After all, the Seigneur de Humesesne, whatever were the merits of that great case which he pleaded before Pantagruel at Paris, had reasonable grounds for his assertion when he said,Monsieur et Messieurs, si l'iniquité des hommes estoit aussi facilement vuë en jugement categorique, comme on connoit mousches en lait, le monde quatre bœufs ne seroit tant mangé de Rats comme il est.

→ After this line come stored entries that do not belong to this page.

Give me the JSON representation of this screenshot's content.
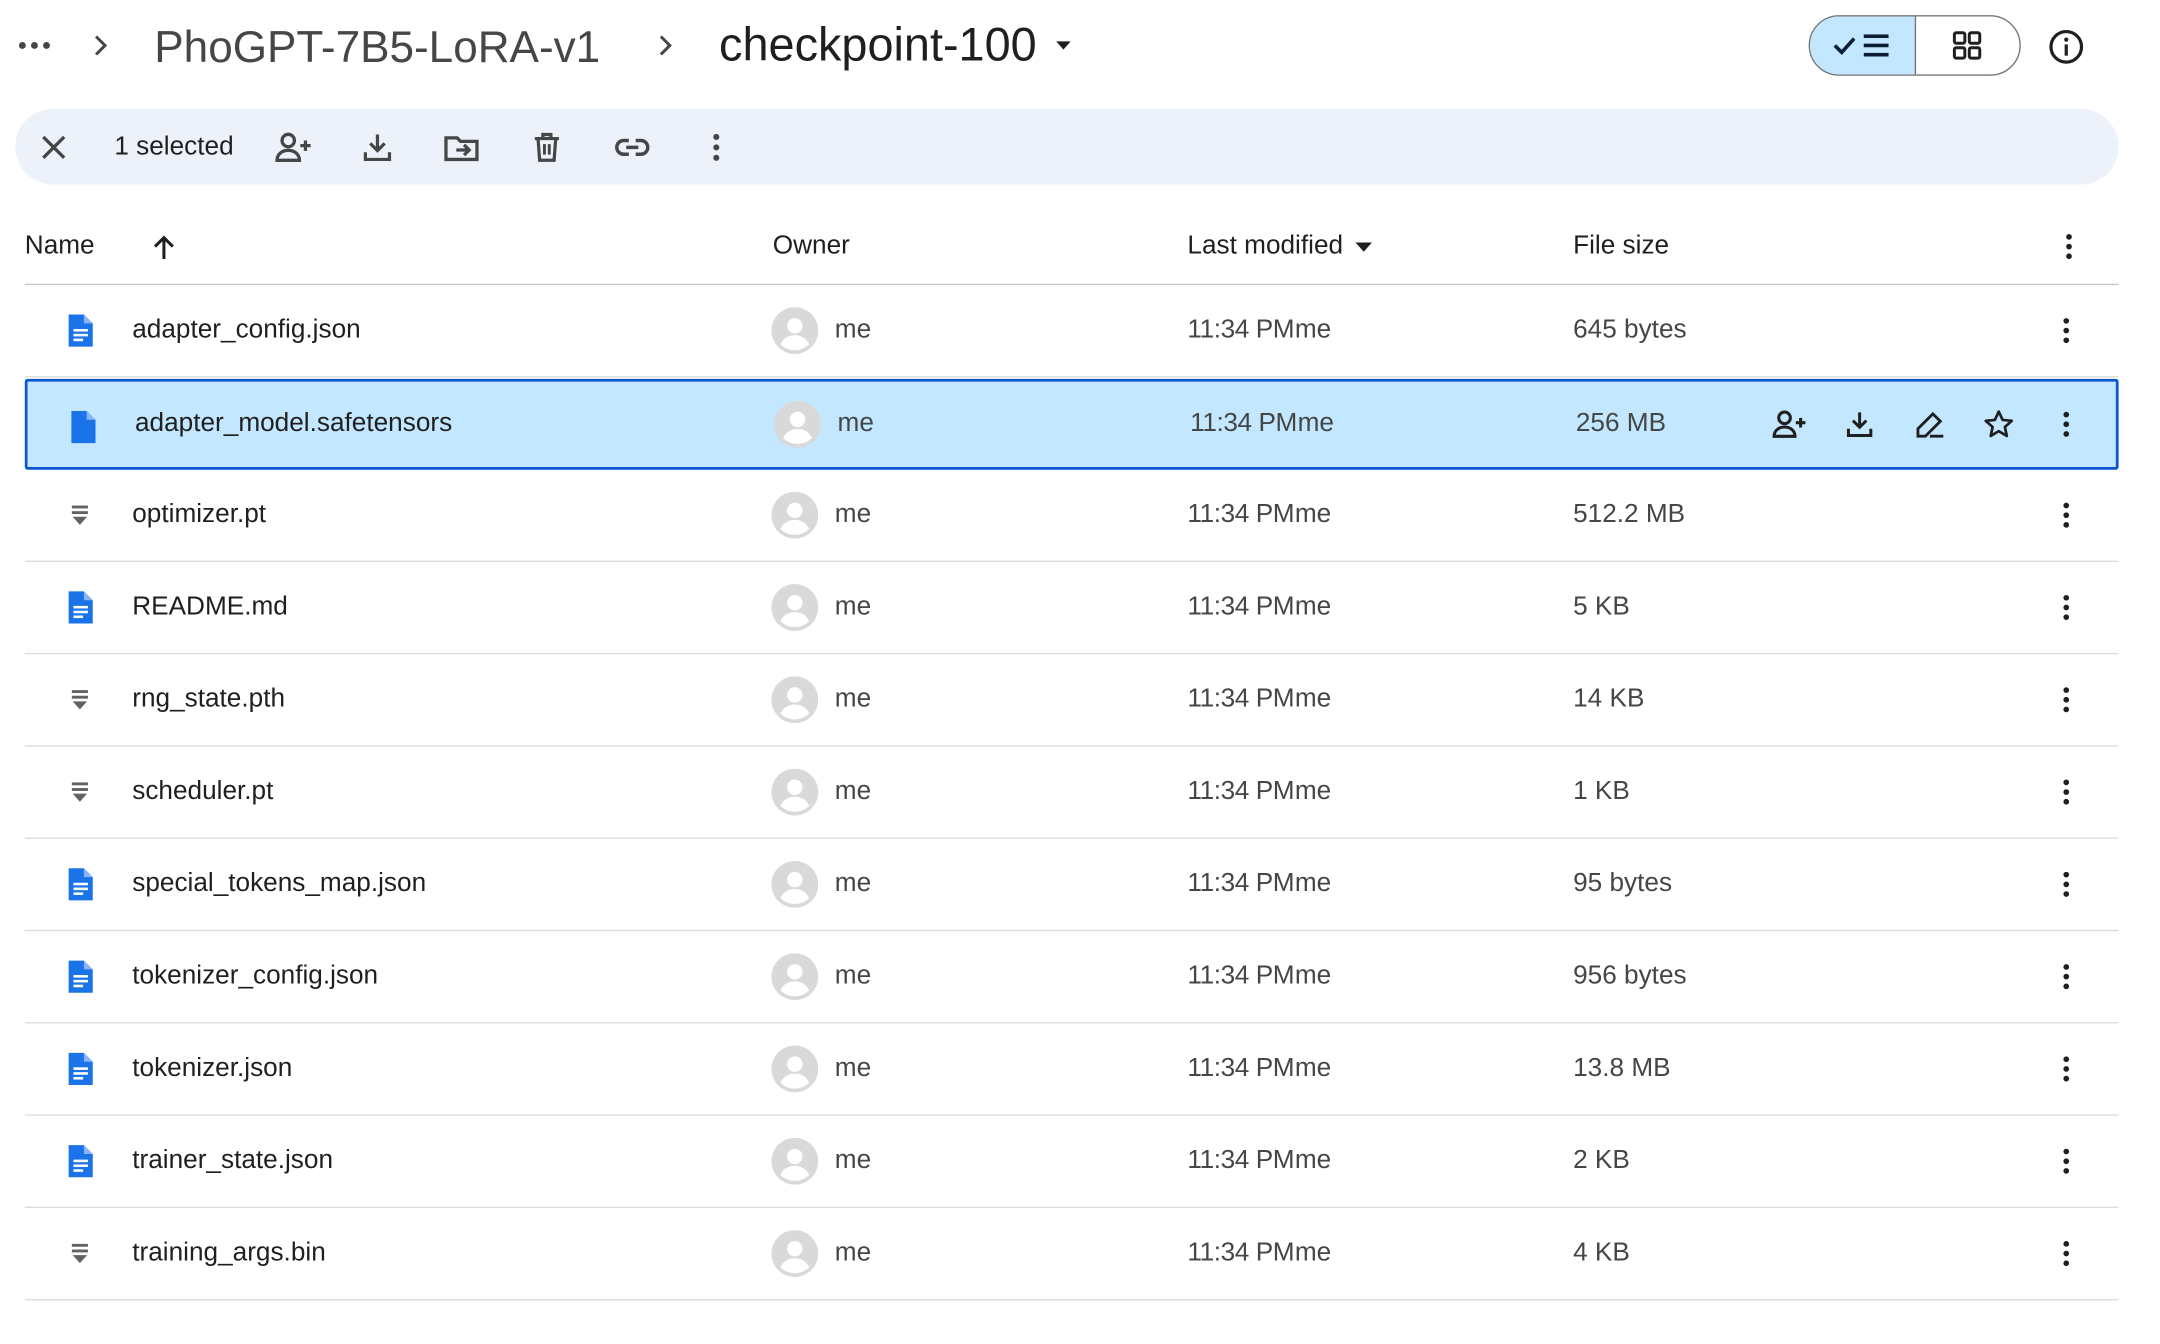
{
  "breadcrumb": {
    "parent": "PhoGPT-7B5-LoRA-v1",
    "current": "checkpoint-100"
  },
  "selection": {
    "count_label": "1 selected"
  },
  "columns": {
    "name": "Name",
    "owner": "Owner",
    "last_modified": "Last modified",
    "file_size": "File size"
  },
  "files": [
    {
      "name": "adapter_config.json",
      "icon": "doc-icon",
      "owner": "me",
      "time": "11:34 PM",
      "by": "me",
      "size": "645 bytes",
      "selected": false
    },
    {
      "name": "adapter_model.safetensors",
      "icon": "blank-file-icon",
      "owner": "me",
      "time": "11:34 PM",
      "by": "me",
      "size": "256 MB",
      "selected": true
    },
    {
      "name": "optimizer.pt",
      "icon": "binary-file-icon",
      "owner": "me",
      "time": "11:34 PM",
      "by": "me",
      "size": "512.2 MB",
      "selected": false
    },
    {
      "name": "README.md",
      "icon": "doc-icon",
      "owner": "me",
      "time": "11:34 PM",
      "by": "me",
      "size": "5 KB",
      "selected": false
    },
    {
      "name": "rng_state.pth",
      "icon": "binary-file-icon",
      "owner": "me",
      "time": "11:34 PM",
      "by": "me",
      "size": "14 KB",
      "selected": false
    },
    {
      "name": "scheduler.pt",
      "icon": "binary-file-icon",
      "owner": "me",
      "time": "11:34 PM",
      "by": "me",
      "size": "1 KB",
      "selected": false
    },
    {
      "name": "special_tokens_map.json",
      "icon": "doc-icon",
      "owner": "me",
      "time": "11:34 PM",
      "by": "me",
      "size": "95 bytes",
      "selected": false
    },
    {
      "name": "tokenizer_config.json",
      "icon": "doc-icon",
      "owner": "me",
      "time": "11:34 PM",
      "by": "me",
      "size": "956 bytes",
      "selected": false
    },
    {
      "name": "tokenizer.json",
      "icon": "doc-icon",
      "owner": "me",
      "time": "11:34 PM",
      "by": "me",
      "size": "13.8 MB",
      "selected": false
    },
    {
      "name": "trainer_state.json",
      "icon": "doc-icon",
      "owner": "me",
      "time": "11:34 PM",
      "by": "me",
      "size": "2 KB",
      "selected": false
    },
    {
      "name": "training_args.bin",
      "icon": "binary-file-icon",
      "owner": "me",
      "time": "11:34 PM",
      "by": "me",
      "size": "4 KB",
      "selected": false
    }
  ],
  "colors": {
    "accent": "#0b57d0",
    "selected_bg": "#c2e7ff",
    "toolbar_bg": "#edf2fa",
    "doc_blue": "#1a73e8",
    "icon_gray": "#444746"
  }
}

The Doctor thought there was no creature to which you could trace back so many persons in civilized society by the indications which they afforded of habits acquired in their prænatal professional education. In what other vehicle, during its ascent could the Archeus of the Sailor have acquired the innate courage, the constant presence of mind, and the inexhaustible resources which characterise a true seaman? Through this link too, on his progress towards humanity, the good soldier has past, who is brave, alert and vigilant, cautious never to give his enemy an opportunity of advantage, and watchful to lose the occasion that presents itself. From the Rat our Philosopher traced the engineer, the miner, the lawyer, the thief, and the thief-taker,—that is, generally speaking: some of these might have pre-existed in the same state as moles or ferrets; but those who excelled in their respective professions had most probably been trained as rats.

The judicious reader will do me the justice to observe that as I am only faithfully representing the opinions and fancies of my venerable friend, I add neither M. P., Dean, Bishop nor Peer to the list, nor any of those public men who are known to hanker after candle-ends and cheese-parings.